Holy Mole Pepper Plants

The Holy Mole pepper (Capsicum annuum “Holy Mole”) is a long, slender pepper that usually lends its spicy, nutty taste to Mexican mole sauce, although it also serves nicely in rellenos and stuffing. Gardeners can increase this cultivar that is unique in hanging baskets, patio containers or herb or vegetable gardens. In 2007, the Holy Mole – the first hybrid pasilla pepper actually developed – took home an All America Selections award, which acknowledged its tangy taste, high-yield and virus resistance.


The upright-expanding Mole pepper plant characteristics that are Holy with dropping spreading branches, ovular green leaves. Plants of the cultivar achieve heights of approximately 24 to 42-inches, with widths up to about 24-inches. Fruits of the Holy Mole have a hue that is green, while fruits have purple or a brownish, chocolate – . Peppers increase to about 7 to 9″ long. Small, five-petaled flowers with off white petals usually seem about 120 times after planting.


The yearly Holy Mole pepper plant enjoys total sunlight coverage and temperatures, a reflection of its own native surroundings in Mexico, Central Spain and America. This kind of pepper thrives in acidic or neutral loamy, well-drained soils. Holy Mole pepper crops need , soil that is regularly moist, but not water-logged. Holy Mole peppers increase from a 1 to 2 4, in all Sunset Climate Zones.
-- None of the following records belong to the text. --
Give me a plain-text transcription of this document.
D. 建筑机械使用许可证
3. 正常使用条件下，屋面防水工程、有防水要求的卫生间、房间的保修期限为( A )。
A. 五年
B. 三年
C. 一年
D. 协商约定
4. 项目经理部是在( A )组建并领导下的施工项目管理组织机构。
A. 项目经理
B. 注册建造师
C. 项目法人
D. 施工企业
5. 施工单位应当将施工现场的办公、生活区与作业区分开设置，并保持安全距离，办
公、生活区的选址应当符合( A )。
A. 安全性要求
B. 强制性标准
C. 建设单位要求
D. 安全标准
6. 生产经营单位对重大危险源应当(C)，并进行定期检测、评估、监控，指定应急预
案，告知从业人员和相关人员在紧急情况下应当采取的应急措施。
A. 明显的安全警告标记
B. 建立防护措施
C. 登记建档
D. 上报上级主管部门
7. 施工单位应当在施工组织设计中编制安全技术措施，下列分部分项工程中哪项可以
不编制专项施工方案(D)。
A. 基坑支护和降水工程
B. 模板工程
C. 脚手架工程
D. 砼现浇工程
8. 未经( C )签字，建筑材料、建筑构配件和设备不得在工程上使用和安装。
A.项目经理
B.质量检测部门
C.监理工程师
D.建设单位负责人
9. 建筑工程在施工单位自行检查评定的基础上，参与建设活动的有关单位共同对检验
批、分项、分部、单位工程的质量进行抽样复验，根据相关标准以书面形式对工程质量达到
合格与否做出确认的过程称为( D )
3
Seeds of the Holy Mole pepper should be sown in-doors, planted flats 8 to depths of 1/4 inch in being transported outside., to 10 months before Gardeners should depart about 2-feet of room between crops. While nitrogen fertilizer encourages development fertilizer encourages development in Holy Mole pepper fruits — also much of the latter, nevertheless, might trigger a reduced fruit yield. Flower buds ought to be pinched off to encourage while fresh fruit has to be harvested everyday to encourage new development, branching. Within about 72 to 85 times, this fast growing plant yields peppers with care.

Potential Issues

This pepper cultivar that is specific resists illness and viruses, including 2 and strains 0, 1 of the tobacco mosaic virus, which generally affects other kinds of pepper crops. It also resists the less-frequent “Y” strain of the potato virus. However, illness and vascular wilt might afflict crops which haven’t been properly looked after. Blossom end rot may happen due to distribution of water or a lack of calcium.